In the packaging room, Mettler Toledo and CEIA THS systems provide metal detection and quality control. The department also features Heat and Control vibratory conveyors and four Ishida scales. The various versatile packaging systems include Heat and Control vertical/form/fill/seal baggers and a PSG Lee ziplock system for the company’s popular resealable pouch bags. Typically, the systems crank out 44 bags per minute. The department also packages pretzels in plastic barrels and even plastic-lined cartons for bulk customers.
Operators manually load the bags into cases that are also sealed and palletized. Overall, the line produces about 25,000 lbs of filled pretzels every 12 hours, Mr. Schaum said.
Mr. Mann noted the company’s plans to build another dedicated packaging room when the plant installs the second line this summer. That will allow the Plymouth operation to produce two different varieties of pretzels without cross contamination of allergens and a greater number of packaging formats at the same time.
Running down a dream
Going forward, the company’s filled pretzels along with seasoned snacks and gluten-free or organic items are driving new product sales, Mr. Huggins said.
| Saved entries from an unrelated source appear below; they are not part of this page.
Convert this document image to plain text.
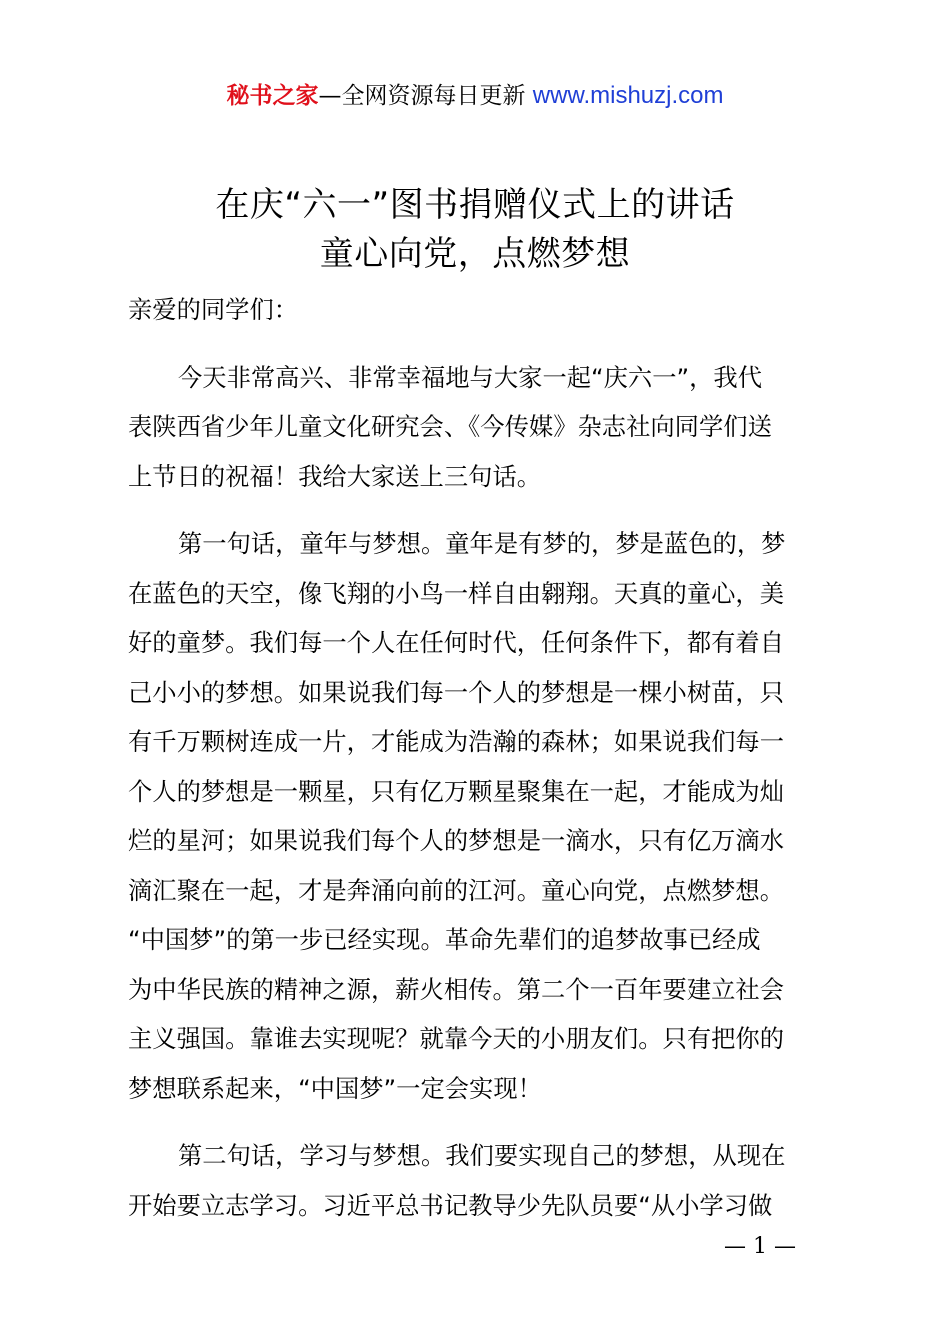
秘书之家—全网资源每日更新 www.mishuzj.com
在庆“六一”图书捐赠仪式上的讲话
童心向党，点燃梦想
亲爱的同学们：
今天非常高兴、非常幸福地与大家一起“庆六一”，我代
表陕西省少年儿童文化研究会、《今传媒》杂志社向同学们送
上节日的祝福！我给大家送上三句话。
第一句话，童年与梦想。童年是有梦的，梦是蓝色的，梦
在蓝色的天空，像飞翔的小鸟一样自由翱翔。天真的童心，美
好的童梦。我们每一个人在任何时代，任何条件下，都有着自
己小小的梦想。如果说我们每一个人的梦想是一棵小树苗，只
有千万颗树连成一片，才能成为浩瀚的森林；如果说我们每一
个人的梦想是一颗星，只有亿万颗星聚集在一起，才能成为灿
烂的星河；如果说我们每个人的梦想是一滴水，只有亿万滴水
滴汇聚在一起，才是奔涌向前的江河。童心向党，点燃梦想。
“中国梦”的第一步已经实现。革命先辈们的追梦故事已经成
为中华民族的精神之源，薪火相传。第二个一百年要建立社会
主义强国。靠谁去实现呢？就靠今天的小朋友们。只有把你的
梦想联系起来，“中国梦”一定会实现！
第二句话，学习与梦想。我们要实现自己的梦想，从现在
开始要立志学习。习近平总书记教导少先队员要“从小学习做
— 1 —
“We’re looking to support entrepreneurs who want to create their own pretzel brands,” he said. “That’s what we do, and we’re happy to look for new avenues for growth.”
For Mr. Schaum, a longtime veteran of the snack industry, the chance to orchestrate the rapid start-up of the Plymouth facility — and guide its soon-to-be future expansion — is something that all operations experts hope to experience in their careers.
“This is a dream plant,” Mr. Schaum said. “You only get the opportunity like this once in a lifetime.”